The final act was swift and decisive. Dennis Conner's Stars & Stripes 87 won the Louis Vuitton Cup to earn the right to challenge, while Iain Murray's Kookaburra III emerged as Australia's defender after sweeping Alan Bond's Australia IV five races to nil. For the first time in thirteen years, Bond's syndicate stood on the outside looking in. When the best-of-seven final began on 31 January 1987, Conner made it look almost easy. He swept Kookaburra III in four straight races, wrapping up the Cup on 4 February. Conner became the first sailor in history both to lose the America's Cup and then to win it back, a redemption story that cemented his reputation as the most tenacious competitor the sport had seen.
The 1987 regatta was the final America's Cup sailed in 12-metre class yachts, the elegant sloops that had defined the competition since 1958. Future Cups would move to larger, faster, and increasingly exotic designs. Fremantle's transformation, meanwhile, proved permanent. The harbour infrastructure, the restored heritage buildings, the restaurants and bars that sprang up to serve the international crowd stayed long after the syndicates packed their sails. What was once a working port town emerged as one of Perth's most vibrant neighborhoods, its waterfront identity inseparable from the summer the Cup came to Western Australia.

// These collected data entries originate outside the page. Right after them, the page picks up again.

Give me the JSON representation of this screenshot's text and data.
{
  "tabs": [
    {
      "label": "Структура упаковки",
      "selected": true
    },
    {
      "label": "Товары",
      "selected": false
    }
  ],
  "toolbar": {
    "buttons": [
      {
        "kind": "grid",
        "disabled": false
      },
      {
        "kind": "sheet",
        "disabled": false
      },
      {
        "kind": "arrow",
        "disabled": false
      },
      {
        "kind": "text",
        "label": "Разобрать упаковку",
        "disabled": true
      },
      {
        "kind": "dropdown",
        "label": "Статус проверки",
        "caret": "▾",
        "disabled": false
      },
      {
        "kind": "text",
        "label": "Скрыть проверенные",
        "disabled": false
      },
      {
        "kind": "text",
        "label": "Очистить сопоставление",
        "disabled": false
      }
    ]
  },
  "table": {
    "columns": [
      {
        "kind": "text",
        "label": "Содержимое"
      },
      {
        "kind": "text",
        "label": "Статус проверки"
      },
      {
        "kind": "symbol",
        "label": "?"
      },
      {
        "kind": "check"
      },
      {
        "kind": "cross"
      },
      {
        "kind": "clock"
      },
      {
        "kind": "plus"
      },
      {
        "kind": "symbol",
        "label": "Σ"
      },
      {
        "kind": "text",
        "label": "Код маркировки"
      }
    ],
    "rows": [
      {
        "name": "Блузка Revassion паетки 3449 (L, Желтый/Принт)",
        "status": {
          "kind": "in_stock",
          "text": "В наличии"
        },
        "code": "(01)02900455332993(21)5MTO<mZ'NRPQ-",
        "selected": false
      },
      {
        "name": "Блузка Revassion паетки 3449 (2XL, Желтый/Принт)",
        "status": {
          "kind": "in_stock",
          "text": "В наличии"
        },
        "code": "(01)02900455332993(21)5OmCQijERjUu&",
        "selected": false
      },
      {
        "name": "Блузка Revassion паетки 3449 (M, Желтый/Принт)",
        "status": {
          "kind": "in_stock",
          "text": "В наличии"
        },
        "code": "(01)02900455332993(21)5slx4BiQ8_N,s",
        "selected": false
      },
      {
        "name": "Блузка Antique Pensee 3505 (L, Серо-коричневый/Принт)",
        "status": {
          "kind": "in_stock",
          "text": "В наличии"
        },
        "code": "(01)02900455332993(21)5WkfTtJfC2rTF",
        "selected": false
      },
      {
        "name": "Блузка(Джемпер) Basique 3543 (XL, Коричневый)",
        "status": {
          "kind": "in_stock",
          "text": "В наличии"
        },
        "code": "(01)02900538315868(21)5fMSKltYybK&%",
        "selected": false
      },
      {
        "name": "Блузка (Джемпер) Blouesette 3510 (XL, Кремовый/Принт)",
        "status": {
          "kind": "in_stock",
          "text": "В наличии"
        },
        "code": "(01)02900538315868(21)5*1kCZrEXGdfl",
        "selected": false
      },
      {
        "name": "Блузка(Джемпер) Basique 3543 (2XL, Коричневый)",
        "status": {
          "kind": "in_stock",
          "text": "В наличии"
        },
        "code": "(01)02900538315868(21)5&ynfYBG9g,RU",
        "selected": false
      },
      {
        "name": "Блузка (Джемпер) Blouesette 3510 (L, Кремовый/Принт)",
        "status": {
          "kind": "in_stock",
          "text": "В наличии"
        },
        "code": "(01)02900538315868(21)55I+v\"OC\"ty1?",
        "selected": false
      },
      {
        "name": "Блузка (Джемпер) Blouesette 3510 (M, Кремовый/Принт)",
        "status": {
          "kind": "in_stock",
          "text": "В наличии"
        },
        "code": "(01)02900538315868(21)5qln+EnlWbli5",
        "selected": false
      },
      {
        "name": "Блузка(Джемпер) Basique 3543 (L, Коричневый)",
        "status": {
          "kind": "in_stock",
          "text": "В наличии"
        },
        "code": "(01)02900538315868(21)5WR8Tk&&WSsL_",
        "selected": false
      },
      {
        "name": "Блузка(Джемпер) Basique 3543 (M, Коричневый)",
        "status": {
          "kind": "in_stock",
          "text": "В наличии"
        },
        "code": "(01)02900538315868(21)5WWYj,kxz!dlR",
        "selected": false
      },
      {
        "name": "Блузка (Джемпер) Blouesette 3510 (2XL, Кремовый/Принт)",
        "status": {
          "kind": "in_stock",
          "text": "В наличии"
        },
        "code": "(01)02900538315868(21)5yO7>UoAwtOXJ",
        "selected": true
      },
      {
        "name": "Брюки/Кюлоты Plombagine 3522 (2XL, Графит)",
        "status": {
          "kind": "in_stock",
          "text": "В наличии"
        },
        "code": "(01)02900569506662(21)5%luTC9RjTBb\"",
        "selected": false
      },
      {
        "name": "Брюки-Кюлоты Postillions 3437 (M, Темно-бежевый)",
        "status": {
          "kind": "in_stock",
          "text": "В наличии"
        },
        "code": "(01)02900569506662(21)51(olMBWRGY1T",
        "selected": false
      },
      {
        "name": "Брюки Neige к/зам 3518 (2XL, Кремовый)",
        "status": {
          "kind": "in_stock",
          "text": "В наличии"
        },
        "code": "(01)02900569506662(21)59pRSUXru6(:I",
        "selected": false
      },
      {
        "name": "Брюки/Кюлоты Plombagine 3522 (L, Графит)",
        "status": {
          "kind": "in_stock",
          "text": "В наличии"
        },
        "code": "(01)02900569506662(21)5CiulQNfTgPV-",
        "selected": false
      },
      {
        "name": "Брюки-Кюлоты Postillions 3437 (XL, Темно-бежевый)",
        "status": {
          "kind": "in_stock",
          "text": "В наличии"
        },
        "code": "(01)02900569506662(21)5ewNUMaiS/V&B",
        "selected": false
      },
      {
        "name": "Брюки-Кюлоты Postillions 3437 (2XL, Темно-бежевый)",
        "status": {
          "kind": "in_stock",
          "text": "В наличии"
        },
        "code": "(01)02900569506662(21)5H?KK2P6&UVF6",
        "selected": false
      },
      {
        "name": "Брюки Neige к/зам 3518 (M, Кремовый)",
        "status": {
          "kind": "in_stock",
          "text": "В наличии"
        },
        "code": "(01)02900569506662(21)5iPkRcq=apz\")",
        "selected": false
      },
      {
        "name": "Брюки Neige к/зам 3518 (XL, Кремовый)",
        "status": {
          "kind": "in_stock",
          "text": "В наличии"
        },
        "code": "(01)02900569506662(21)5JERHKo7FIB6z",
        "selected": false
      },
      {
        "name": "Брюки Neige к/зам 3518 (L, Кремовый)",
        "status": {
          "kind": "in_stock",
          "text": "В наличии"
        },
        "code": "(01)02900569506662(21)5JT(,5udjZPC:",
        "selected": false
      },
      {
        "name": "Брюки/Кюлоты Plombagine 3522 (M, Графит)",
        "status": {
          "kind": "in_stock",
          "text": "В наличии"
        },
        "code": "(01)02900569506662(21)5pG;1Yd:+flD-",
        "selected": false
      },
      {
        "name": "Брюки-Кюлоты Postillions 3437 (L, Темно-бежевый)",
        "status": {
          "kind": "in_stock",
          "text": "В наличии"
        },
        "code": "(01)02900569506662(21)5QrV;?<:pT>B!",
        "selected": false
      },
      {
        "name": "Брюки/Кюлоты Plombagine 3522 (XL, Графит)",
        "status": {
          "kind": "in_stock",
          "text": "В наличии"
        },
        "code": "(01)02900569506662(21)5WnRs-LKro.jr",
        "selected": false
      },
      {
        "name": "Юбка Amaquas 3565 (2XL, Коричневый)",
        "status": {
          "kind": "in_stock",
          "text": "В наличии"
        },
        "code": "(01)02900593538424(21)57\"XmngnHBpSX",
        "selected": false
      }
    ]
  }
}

Located at 31.95S, 115.65E off Fremantle, Western Australia. The racecourse at Gage Roads is visible as open water northwest of Fremantle Harbour. Challenger Harbour and Fishing Boat Harbour are prominent along the Fremantle waterfront. Nearest major airport is Perth Airport (YPPH), approximately 30 km east. Jandakot Airport (YPJT) is closer at about 15 km southeast. Best viewed at 3,000-5,000 ft AGL on a clear day with the Indian Ocean coastline stretching south.